Ministro Moura Ribeiro passa a ser investigado pela Polícia Federal em inquérito que tramita no STF desde 2024. Magistrado afirma desconhecer investigação e nega qualquer envolvimento com irregularidades.
A investigação sobre um dos casos mais sensíveis do Judiciário brasileiro ganha um novo e relevante capítulo. Pela primeira vez, um ministro do Superior Tribunal de Justiça (STJ) passa a ser alvo de apuração em um inquérito que investiga um suposto esquema de venda de sentenças. O avanço das investigações amplia o alcance do caso e coloca em evidência a importância da transparência e da preservação da credibilidade das instituições.
O ministro Cristiano Zanin, do Supremo Tribunal Federal (STF), autorizou a Polícia Federal a investigar o ministro do STJ Moura Ribeiro no âmbito do inquérito que apura a suposta comercialização de decisões judiciais. A investigação tramita no STF desde novembro de 2024 e, até então, concentrava-se em assessores e ex-servidores ligados à Corte.
Primeiro ministro do STJ passa a ser alvo
Com a decisão de Zanin, Moura Ribeiro torna-se o primeiro integrante do Superior Tribunal de Justiça incluído formalmente na investigação.
Segundo informações publicadas pelo jornal O Estado de S. Paulo e confirmadas pela CNN, a Polícia Federal apura a existência de um possível direcionamento de decisões judiciais mediante influência exercida pelo lobista Anderson Oliveira Gonçalves e por sua esposa, Mirian Ribeiro.
As investigações também analisam a possível participação de um ex-servidor que trabalhou no gabinete do ministro.
Ministro nega envolvimento
Em nota oficial, Moura Ribeiro afirmou desconhecer a existência de qualquer investigação relacionada às decisões que proferiu ao longo de sua atuação no tribunal.

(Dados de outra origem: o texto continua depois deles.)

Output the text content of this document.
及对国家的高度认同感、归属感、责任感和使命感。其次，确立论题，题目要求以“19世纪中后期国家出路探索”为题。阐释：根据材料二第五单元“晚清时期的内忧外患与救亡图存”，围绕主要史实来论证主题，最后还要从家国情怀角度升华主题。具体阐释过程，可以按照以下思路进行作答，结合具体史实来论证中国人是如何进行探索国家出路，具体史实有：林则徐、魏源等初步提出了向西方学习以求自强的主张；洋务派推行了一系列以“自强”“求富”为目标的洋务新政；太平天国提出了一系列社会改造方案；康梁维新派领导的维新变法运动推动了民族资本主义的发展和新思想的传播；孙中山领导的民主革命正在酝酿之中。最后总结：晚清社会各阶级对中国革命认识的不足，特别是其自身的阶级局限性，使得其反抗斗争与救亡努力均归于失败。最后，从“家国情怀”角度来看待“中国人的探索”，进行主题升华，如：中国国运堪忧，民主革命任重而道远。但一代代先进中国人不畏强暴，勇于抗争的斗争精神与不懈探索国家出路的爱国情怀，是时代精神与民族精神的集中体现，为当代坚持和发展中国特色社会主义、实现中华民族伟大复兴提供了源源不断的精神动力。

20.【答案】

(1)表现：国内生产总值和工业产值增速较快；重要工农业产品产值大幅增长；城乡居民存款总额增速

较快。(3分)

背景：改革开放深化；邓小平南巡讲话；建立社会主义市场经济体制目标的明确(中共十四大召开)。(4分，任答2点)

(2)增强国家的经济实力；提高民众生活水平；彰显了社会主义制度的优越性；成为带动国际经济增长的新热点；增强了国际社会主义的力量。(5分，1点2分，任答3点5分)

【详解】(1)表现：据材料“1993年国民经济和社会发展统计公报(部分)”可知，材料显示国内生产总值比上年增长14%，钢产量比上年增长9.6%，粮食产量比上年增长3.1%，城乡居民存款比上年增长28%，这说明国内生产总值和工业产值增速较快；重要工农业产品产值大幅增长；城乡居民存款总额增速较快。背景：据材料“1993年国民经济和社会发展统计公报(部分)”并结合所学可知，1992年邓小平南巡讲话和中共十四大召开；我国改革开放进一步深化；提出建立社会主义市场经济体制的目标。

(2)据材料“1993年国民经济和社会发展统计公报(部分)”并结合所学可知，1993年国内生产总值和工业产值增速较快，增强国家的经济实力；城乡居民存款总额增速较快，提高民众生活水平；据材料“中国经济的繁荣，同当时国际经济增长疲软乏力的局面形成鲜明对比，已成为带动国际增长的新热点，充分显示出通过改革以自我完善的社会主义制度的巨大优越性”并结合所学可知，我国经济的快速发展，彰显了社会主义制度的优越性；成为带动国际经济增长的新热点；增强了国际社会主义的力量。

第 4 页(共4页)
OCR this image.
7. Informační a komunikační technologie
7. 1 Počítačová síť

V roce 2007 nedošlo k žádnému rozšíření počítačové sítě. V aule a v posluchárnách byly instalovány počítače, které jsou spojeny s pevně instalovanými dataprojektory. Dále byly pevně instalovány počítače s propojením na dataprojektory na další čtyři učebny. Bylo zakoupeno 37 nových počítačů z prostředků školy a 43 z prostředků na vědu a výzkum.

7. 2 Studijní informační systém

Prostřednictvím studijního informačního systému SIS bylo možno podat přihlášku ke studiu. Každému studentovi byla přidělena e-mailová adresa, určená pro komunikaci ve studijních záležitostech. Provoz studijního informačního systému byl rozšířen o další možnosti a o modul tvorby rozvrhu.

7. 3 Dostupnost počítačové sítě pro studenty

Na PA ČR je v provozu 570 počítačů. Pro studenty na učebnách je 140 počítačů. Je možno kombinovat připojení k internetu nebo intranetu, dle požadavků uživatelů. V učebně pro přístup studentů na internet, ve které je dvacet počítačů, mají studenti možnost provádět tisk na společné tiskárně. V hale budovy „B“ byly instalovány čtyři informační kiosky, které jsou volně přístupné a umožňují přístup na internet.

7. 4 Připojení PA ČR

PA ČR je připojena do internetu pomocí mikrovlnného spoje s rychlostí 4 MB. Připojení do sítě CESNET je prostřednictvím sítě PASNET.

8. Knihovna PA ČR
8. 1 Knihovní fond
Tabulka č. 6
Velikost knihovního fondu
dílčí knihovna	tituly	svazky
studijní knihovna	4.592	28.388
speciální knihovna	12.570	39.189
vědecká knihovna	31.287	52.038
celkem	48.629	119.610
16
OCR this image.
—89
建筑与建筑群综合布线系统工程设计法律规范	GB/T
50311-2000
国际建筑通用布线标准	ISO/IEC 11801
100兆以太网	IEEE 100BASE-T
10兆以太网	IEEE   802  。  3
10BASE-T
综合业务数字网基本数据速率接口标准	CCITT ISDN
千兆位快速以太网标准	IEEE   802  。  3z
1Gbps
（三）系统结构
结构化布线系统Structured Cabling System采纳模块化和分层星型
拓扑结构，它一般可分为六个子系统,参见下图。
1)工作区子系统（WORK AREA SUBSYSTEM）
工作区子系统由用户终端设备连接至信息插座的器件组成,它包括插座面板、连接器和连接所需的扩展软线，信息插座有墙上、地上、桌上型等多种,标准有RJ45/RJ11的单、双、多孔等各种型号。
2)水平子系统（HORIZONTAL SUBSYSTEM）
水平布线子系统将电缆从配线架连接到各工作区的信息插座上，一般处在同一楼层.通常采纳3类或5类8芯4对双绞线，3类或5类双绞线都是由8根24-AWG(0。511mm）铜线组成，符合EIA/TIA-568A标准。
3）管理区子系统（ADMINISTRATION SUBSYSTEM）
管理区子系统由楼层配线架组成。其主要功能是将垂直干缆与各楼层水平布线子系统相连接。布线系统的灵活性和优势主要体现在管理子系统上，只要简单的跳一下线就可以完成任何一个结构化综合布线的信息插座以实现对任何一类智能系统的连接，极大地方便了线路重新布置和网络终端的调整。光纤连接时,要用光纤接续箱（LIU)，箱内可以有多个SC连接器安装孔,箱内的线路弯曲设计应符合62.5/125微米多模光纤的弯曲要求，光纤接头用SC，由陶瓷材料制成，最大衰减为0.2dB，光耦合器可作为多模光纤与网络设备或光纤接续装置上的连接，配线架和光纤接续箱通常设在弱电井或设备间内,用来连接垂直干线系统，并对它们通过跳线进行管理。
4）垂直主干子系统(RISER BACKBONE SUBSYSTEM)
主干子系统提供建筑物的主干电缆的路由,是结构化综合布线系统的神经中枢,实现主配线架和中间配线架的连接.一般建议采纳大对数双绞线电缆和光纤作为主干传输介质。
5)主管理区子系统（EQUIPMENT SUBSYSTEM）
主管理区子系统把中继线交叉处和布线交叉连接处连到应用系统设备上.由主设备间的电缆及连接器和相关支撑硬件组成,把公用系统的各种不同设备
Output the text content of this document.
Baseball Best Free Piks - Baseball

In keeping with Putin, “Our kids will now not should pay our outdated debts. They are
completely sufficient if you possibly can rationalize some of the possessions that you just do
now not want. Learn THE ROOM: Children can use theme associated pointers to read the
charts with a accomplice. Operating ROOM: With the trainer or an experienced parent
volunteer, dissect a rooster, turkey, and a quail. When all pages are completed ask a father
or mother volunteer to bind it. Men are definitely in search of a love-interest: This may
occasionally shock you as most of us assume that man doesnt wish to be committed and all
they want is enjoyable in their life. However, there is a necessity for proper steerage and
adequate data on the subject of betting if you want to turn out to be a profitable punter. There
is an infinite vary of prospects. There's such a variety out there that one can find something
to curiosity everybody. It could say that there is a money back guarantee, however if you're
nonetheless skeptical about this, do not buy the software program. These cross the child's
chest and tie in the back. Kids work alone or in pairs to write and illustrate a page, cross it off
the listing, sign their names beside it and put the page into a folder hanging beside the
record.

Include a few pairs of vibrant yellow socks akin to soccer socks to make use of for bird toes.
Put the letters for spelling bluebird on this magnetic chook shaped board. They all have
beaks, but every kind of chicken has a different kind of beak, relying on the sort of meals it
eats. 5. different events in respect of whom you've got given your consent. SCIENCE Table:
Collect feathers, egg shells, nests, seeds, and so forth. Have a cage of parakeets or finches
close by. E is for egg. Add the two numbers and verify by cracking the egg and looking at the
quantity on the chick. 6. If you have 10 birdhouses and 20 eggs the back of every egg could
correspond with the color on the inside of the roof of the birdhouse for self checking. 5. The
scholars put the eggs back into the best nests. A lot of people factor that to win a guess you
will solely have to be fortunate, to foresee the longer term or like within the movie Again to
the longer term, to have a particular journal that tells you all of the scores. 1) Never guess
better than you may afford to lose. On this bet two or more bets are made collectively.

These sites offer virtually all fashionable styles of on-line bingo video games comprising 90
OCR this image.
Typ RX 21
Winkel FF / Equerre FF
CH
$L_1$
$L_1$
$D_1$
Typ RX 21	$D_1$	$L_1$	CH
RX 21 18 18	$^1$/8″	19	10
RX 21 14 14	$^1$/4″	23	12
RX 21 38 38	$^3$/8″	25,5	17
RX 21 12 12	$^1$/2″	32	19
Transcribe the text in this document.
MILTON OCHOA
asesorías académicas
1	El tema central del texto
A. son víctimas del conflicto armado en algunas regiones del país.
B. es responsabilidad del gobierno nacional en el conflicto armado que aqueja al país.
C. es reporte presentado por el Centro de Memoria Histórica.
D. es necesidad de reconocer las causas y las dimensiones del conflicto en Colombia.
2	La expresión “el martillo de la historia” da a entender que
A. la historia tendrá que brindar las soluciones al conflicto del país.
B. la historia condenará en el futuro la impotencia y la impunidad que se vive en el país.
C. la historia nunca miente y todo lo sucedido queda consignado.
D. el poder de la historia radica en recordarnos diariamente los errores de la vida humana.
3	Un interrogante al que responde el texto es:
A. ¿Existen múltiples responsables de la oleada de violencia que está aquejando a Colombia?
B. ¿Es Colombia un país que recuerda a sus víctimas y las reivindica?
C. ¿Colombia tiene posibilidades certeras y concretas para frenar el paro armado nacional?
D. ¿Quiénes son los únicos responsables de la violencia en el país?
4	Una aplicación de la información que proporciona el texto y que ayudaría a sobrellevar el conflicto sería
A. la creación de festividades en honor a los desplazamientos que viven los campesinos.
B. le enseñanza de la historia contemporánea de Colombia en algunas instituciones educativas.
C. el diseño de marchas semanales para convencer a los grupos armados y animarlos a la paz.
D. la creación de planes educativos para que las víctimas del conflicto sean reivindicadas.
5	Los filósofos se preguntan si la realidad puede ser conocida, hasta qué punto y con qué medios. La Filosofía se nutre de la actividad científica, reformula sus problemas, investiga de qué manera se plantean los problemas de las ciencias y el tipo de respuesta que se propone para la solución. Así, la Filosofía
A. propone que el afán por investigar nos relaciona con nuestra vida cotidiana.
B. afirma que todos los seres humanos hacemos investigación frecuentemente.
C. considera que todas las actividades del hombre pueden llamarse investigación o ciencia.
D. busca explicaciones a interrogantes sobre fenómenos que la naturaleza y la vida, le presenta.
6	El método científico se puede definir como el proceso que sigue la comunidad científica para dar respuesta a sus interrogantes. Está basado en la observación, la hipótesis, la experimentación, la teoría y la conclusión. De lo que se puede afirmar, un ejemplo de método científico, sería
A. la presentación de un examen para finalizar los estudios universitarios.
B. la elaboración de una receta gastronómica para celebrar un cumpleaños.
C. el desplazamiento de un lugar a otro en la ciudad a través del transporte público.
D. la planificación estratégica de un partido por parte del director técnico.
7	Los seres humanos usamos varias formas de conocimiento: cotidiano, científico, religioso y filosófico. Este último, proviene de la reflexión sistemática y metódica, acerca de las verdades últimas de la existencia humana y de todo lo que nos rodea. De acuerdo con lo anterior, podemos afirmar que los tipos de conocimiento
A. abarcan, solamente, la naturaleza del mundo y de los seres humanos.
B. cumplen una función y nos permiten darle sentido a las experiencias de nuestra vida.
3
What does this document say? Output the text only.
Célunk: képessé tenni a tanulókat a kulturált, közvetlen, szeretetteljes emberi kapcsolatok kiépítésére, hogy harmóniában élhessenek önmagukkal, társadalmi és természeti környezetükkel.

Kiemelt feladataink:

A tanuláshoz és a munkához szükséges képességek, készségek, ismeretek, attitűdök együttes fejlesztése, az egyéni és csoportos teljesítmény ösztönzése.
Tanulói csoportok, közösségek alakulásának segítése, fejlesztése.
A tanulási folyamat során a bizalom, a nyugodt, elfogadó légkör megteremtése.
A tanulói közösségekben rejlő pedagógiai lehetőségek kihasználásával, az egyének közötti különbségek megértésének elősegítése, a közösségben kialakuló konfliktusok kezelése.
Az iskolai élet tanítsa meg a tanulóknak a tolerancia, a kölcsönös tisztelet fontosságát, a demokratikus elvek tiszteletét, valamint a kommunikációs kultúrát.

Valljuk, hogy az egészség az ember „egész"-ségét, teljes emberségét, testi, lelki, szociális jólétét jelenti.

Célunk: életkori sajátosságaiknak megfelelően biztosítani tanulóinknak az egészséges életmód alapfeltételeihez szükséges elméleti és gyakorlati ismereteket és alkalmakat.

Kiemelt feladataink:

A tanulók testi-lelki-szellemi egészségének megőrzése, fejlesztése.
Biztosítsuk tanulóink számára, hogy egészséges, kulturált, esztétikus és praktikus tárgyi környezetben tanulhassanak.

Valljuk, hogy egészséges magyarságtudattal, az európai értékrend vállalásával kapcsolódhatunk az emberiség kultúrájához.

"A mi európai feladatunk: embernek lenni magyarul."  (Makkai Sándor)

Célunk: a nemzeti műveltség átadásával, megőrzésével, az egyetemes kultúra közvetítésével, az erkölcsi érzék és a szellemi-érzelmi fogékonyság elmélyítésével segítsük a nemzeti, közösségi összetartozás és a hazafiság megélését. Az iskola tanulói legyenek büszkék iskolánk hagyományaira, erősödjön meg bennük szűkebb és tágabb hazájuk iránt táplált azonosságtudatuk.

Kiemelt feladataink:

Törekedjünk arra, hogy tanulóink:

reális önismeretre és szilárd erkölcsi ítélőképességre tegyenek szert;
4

O magistrado ressaltou sua trajetória na magistratura e negou qualquer vínculo com práticas criminosas.
Segundo a manifestação, o ministro possui mais de quatro décadas de carreira e considera “completamente improcedentes quaisquer tentativas de associá-lo a fatos criminosos”.
A nota também esclarece que o ex-servidor citado nas investigações exerceu a função de assistente de plenário entre 30 de janeiro e 16 de junho de 2019, após passagem por outro gabinete, e foi exonerado a pedido do próprio ministro depois da constatação de atuação considerada irregular.
Esquema já resultou em denúncias
O inquérito faz parte de uma investigação mais ampla conduzida pela Polícia Federal sobre um suposto esquema de venda de sentenças envolvendo integrantes e ex-integrantes do STJ.
Em maio deste ano, a Procuradoria-Geral da República (PGR) apresentou denúncia contra nove pessoas suspeitas de participação no esquema.
Entre os denunciados estão um ex-servidor do gabinete da ministra Isabel Gallotti, um ex-chefe de gabinete do STJ, uma advogada, operadores financeiros, um empresário e pessoas apontadas como interessadas nos resultados de processos judiciais.
Eles respondem por acusações de corrupção ativa, corrupção passiva, violação de sigilo e lavagem de dinheiro.
A autorização para investigar não representa conclusão sobre a existência de crimes nem implica culpa dos envolvidos. O inquérito tem justamente a finalidade de reunir provas, esclarecer os fatos e garantir que todas as circunstâncias sejam apuradas dentro do devido processo legal. Em um Estado Democrático de Direito, preservar a confiança da sociedade na Justiça depende tanto do rigor na investigação quanto do respeito à presunção de inocência até que haja uma decisão definitiva.